Set `SMTP_*` + `NOTIFY_EMAIL` (Gmail: use an App Password) to receive summaries.

---

## 10. Distribution
You sell the package on LemonSqueezy (or anywhere) as a normal downloadable
tool — no licensing code is baked in, so there's nothing to phone home and
nothing to break. Each buyer installs their own copy and runs it with their own
connector credentials. You're selling a tool, not running a platform: no server
to keep up.

- **Python**: ship the repo / a wheel (`pip install .`).
- **Go**: ship the single binary (`leadgen` for their OS) or the one-line
  install script — buyers don't even need Python installed.

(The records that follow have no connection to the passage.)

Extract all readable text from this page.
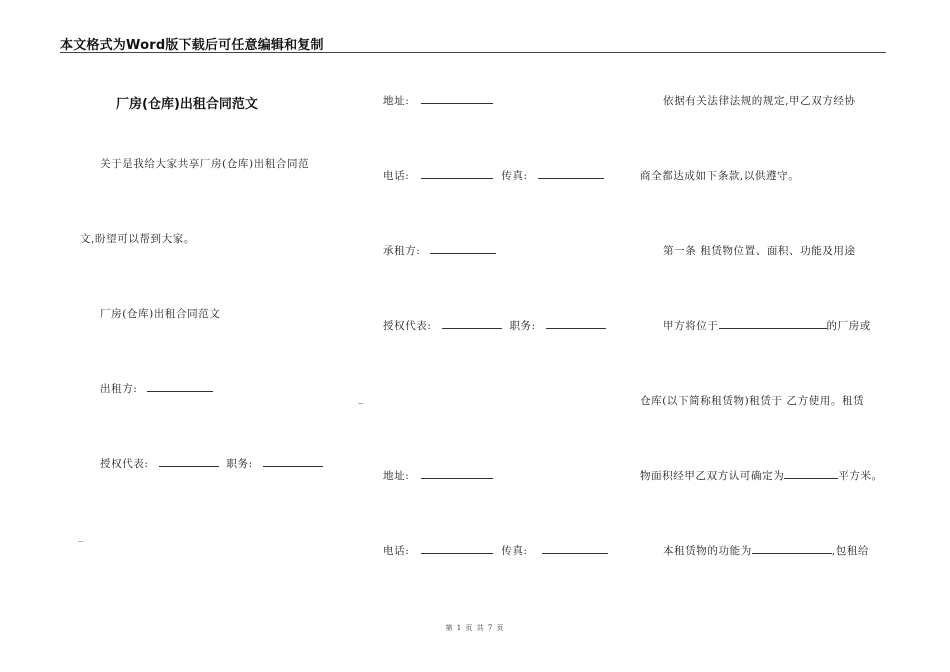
本文格式为Word版下载后可任意编辑和复制
厂房(仓库)出租合同范文
关于是我给大家共享厂房(仓库)出租合同范
文,盼望可以帮到大家。
厂房(仓库)出租合同范文
出租方:
授权代表:	职务:
_
地址:
电话:	传真:
承租方:
授权代表:	职务:
_
地址:
电话:	传真:
依据有关法律法规的规定,甲乙双方经协
商全都达成如下条款,以供遵守。
第一条 租赁物位置、面积、功能及用途
甲方将位于	的厂房或
仓库(以下简称租赁物)租赁于 乙方使用。租赁
物面积经甲乙双方认可确定为	平方米。
本租赁物的功能为	,包租给
第 1 页 共 7 页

See **[DISTRIBUTION.md](DISTRIBUTION.md)** for every install channel (release
binary, `go install`, Homebrew, Scoop, winget) and the public-vs-private caveat,
and **[BUYER-GUIDE.md](BUYER-GUIDE.md)** for the dead-simple per-OS buyer setup.

---

## 11. Edge cases handled
- **Offline** → exits immediately with a clear, actionable error.
- **Interrupted mid-run** → every lead is pushed the instant it's found, so
  partial runs keep everything collected so far.
- **Re-running** → dedupes against the destination by Place ID → phone →
  name+address. No duplicates, ever.
- **Website-heavy niche** → reports the true count honestly (e.g. only 7 of 110
  interior designers had no website) instead of padding.
- **Cookie/consent walls** → auto-dismissed.
- **Rate limiting** → randomised human-like delays between listings.
- **Missing data** (no phone/photo/website) → handled per field; blank, not crash.
- **Bengali / non-Latin names** → UTF-8 throughout.
- **Notion rejects an external photo** → page is still created with everything else.
- **Max 256 / Maps' ~120 cap** → collects up to your limit or whatever Maps
  returns, whichever is smaller, and tells you which.

---

## 12. Troubleshooting
| Symptom | Fix |
|--------|------|
| `leadgen: command not found` | Use `python -m leadgen_maps …`, or add Python's `Scripts` dir to PATH. |
| `No internet connection detected` | Reconnect; the tool can't run offline. |
| `Playwright … MISSING` | `python -m playwright install chromium`. |
| `Notion connector needs NOTION_TOKEN…` | Fill `.env`; confirm the DB is shared with your integration. |
| Google Sheets error | `pip install ".[sheets]"`; share the sheet with the service-account email. |
| Fewer leads than `--limit` | The niche is website-heavy or Maps returned fewer listings — expected, not a bug. |
| Browser visible / slow | It's headless by default; add `--no-reviews` to go faster. |

**FAQ**
- *Does it use the Google Maps API?* No — pure browser automation, no API key, no per-call cost.
- *Will I get duplicates?* No — dedupe is enforced against the destination.
- *Can I edit the columns?* Yes — pick with `--fields`, and edit your Notion/Sheet columns freely.
- *Is scraping allowed?* You're responsible for complying with Google's terms and local law; keep volumes reasonable.